To find the maximum product subarray, we need to understand how multiplication behaves with different types of numbers. Unlike sum problems, multiplication is tricky because of negatives and zeros.
Key Observations
- Multiplying a negative with another negative becomes positive.
- Zero resets the product (anything multiplied by 0 becomes 0).
- We are interested in the maximum product, which can be hidden between negative values or split by zeros.
How We Approach the Problem
We scan the array from left to right, and at each position, we maintain two values:
- max_product: the maximum product ending at that index
- min_product: the minimum product ending at that index (important for handling negatives)
If we encounter a negative number, we swap max and min because a large negative times a negative could become the new maximum.
If we encounter a zero, we reset both max and min to zero (or start fresh from the next element).
At every step, we update our final result with the highest max_product seen so far.
📦 Case-by-Case Explanation
- All positives: The maximum product is the product of the whole array.
- All negatives with even count: Product of the whole array will be positive and maximum.

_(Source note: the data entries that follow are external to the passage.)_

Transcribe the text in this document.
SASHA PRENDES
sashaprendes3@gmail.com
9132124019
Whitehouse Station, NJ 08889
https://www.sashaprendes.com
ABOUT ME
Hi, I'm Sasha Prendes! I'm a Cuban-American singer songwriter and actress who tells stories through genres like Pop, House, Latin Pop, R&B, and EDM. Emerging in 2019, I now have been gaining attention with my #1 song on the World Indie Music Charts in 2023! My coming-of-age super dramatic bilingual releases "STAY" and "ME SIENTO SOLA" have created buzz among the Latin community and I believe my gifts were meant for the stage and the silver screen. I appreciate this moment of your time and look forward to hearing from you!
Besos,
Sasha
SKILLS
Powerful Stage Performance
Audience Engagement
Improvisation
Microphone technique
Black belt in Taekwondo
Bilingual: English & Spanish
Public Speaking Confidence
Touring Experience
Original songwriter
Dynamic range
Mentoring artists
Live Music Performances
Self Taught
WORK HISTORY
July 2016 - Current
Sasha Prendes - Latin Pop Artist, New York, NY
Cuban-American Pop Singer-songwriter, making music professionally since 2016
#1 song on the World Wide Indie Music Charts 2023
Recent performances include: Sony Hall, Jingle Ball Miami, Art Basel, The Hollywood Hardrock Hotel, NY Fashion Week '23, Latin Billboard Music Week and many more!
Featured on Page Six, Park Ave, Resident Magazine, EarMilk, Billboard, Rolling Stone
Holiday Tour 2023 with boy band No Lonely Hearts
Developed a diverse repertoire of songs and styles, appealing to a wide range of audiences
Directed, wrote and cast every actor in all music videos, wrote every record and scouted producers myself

- All negatives with odd count: Exclude one negative (whichever gives max).
- Zeros present: Treat zeros as split points; maximum product may lie in segments between them.
- Single element array: That element is the maximum product.
- Empty array: No product is possible, so return 0.
🎯 Final Thoughts
This is a classic example of using dynamic programming to track values at each step. The key trick is keeping both min and max products because negatives can flip roles. This approach ensures we always find the best subarray in O(n) time.